Noncopers are a notoriously variable group of ACL-injured athletes.18,30
Previous work has highlighted the difficulty with which these athletes resume normal function and adopt symmetrical movement strategies in the months after ACL reconstruction.10,17,19,38
In an attempt to more accurately characterize the movement patterns of these athletes after surgery, we stratified our cohort by functional performance on a validated clinical testing battery.13
By this method, the lower functioning patients (ie, those who did not pass RTS criteria) demonstrated more meaningful limb asymmetries during gait than did their higher functioning counterparts. Furthermore, patients who failed RTS criteria were older and had a longer time from injury to surgery. While these factors may also influence RTS success in this cohort, examination of this relationship was not the purpose of this study.
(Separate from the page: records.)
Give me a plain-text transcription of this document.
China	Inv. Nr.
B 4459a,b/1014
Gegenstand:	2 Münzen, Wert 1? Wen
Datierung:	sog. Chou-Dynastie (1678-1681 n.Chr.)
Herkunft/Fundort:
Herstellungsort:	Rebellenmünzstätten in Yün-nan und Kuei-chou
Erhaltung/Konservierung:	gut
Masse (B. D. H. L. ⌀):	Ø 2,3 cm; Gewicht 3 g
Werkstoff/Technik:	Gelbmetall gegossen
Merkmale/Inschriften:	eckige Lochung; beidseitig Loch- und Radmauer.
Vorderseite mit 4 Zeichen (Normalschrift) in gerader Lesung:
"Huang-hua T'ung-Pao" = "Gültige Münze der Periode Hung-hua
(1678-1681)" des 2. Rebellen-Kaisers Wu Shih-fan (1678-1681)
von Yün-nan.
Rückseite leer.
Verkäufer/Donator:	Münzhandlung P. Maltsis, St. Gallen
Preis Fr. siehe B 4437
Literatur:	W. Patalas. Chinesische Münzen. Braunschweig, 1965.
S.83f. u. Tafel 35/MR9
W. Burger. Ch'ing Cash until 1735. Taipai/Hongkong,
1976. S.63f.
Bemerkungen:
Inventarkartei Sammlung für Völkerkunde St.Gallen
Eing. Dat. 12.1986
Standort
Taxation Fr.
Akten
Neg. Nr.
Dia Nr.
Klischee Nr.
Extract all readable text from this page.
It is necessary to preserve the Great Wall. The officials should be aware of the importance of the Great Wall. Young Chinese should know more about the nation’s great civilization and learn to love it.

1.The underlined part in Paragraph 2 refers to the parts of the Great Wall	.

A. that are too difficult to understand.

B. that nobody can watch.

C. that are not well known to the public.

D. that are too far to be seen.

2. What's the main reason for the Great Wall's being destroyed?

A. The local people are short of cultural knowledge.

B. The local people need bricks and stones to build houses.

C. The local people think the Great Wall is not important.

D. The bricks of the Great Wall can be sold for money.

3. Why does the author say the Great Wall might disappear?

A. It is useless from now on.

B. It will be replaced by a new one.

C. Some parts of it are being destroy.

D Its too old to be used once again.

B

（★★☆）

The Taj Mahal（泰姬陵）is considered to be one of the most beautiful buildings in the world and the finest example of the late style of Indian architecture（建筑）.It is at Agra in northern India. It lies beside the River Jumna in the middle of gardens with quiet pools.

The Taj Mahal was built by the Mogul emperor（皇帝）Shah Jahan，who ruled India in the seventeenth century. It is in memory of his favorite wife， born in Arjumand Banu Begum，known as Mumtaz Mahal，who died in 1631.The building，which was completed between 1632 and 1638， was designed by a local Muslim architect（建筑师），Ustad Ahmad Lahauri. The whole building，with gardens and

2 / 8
To our knowledge, this work is the first to distinguish the movement patterns between higher and lower functioning athletes after ACL reconstruction. Importantly, athletes who have been classified as noncopers before surgery and then demonstrate poorer function after ACL reconstruction may be more likely to have clinically significant neuromuscular asymmetries compared with those who pass RTS testing. Movement asymmetries, specifically, are identifiable and modifiable risk factors for a second ACL rupture in athletes who have already returned to activity.37
Additional targeted therapy may be warranted to address flawed movement mechanics and maximize function in some noncopers after ACL reconstruction. Neuromuscular interventions targeting abnormal and asymmetrical movement behaviors in athletes preparing to return to sport may not only enhance functional performance but also mitigate the risk for secondary injury and reduce the likelihood of developing debilitating osteoar-thritis of the knee joint.